Node_analysis(nodiv_data, repeats = 100, method = c("rdtable", "quasiswap"), 
                cores = 1, log_parallel_progress = FALSE)
## S3 method for class 'nodiv_result'
summary(object, ...)
## S3 method for class 'nodiv_result'
print(x, printlen = 4, ...)
## S3 method for class 'nodiv_result'
plot(x, label = nodenumbers(x), zlim = 0:1, ...)

Arguments

nodiv_data

An object created by the nodiv_data function

repeats

Number of null communities to create at each node

method

The null model algorithm used to simulate random communities

cores

The number of cores to use in the computation. Note that multi-core processing is yet unimplemented.

log_parallel_progress

If this is TRUE, the results from each node will be saved as an '.rda' file in the working directory. Useful for large parallel computations.

object

The nodiv_result object

x

The nodiv_result object

printlen

The number of species to print to screen

label

The text to use for labelling nodes in the plot

zlim

The values of GND to use for the extremes of the color scale on the plot

...

Further arguments to be passed to the function

Details

The "rdtable" algorithm is efficient, but may underestimate the deviation between nodes. It should primarily be used for exploratory data analysis. Note that the more robust "quasiswap" algorithm may take days to run on larger data sets.

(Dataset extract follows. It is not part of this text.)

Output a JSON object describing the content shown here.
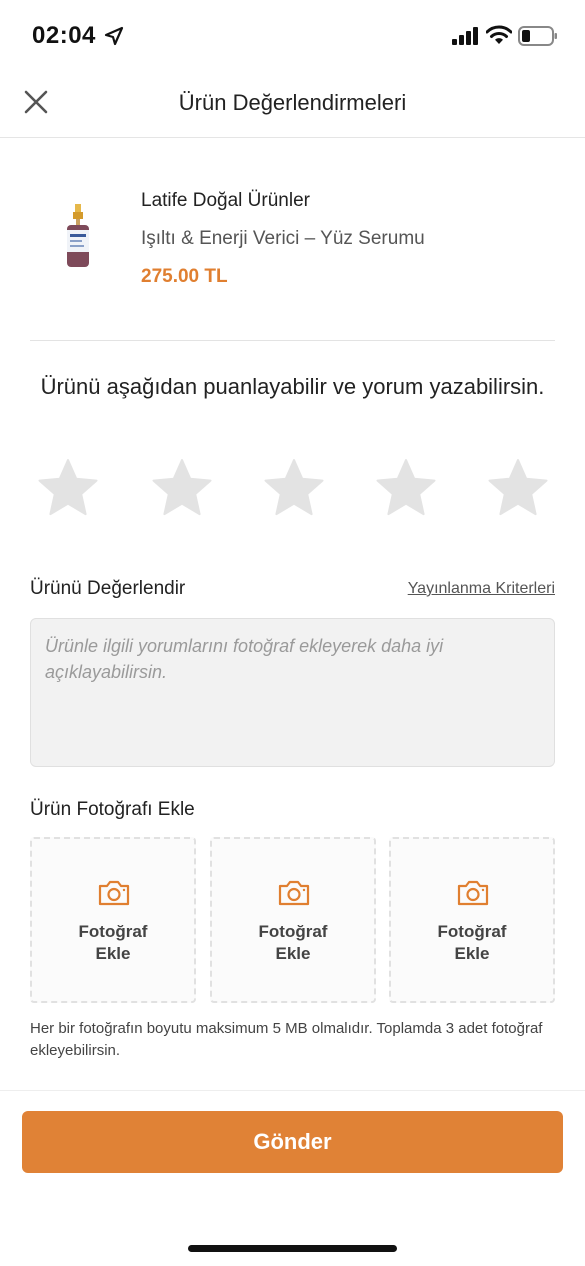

The plot function for nodiv_result plots the phylogenetic tree with colored symbols at the nodes. The color and size the nodes are proportional with the GND value of the node.

Value

The result is an object of type nodiv_result, which has the following components:

GND

A numeric vector between 0 and 1 describing the distributional divergence associated with a node

SOS

A numeric matrix given the SOS of values, which expresses the difference between empirical and expected species richness of each clade at each site

It also includes all the elements of the nodiv_data object:

coords

A SpatialPointsDataFrame or SpatialPixelsDataFrame (from sp) with spatial coordinates, and one column named sites containing the site names

comm

The community matrix

type

A character vector describing the type of data

species

A list of species names

shape

An optional slot detailing a shapefile object for plotting the data

phylo

A phylogeny of type phylo from package ape

Author(s)

Michael Krabbe Borregaard

References

Borregaard, M.K., Rahbek, C., Fjeldsaa, J., Parra, J.L., Whittaker, R.J. & Graham, C.H. 2014. Node-based analysis of species distributions. Methods in Ecology and Evolution 5(11): 1225-1235. DOI: 10.1111/2041-210X.12283

See Also

plotSOS

Examples

data(coquettes)
res <- Node_analysis(coquettes, 50, "rdtable")
opar <- par(mfrow = c(1,2))
plot(res)
plotSOS(res, 28, shapefill = terrain.colors(64))
summary(res)
par(opar)

nodiv documentation built on Aug. 21, 2023, 9:10 a.m.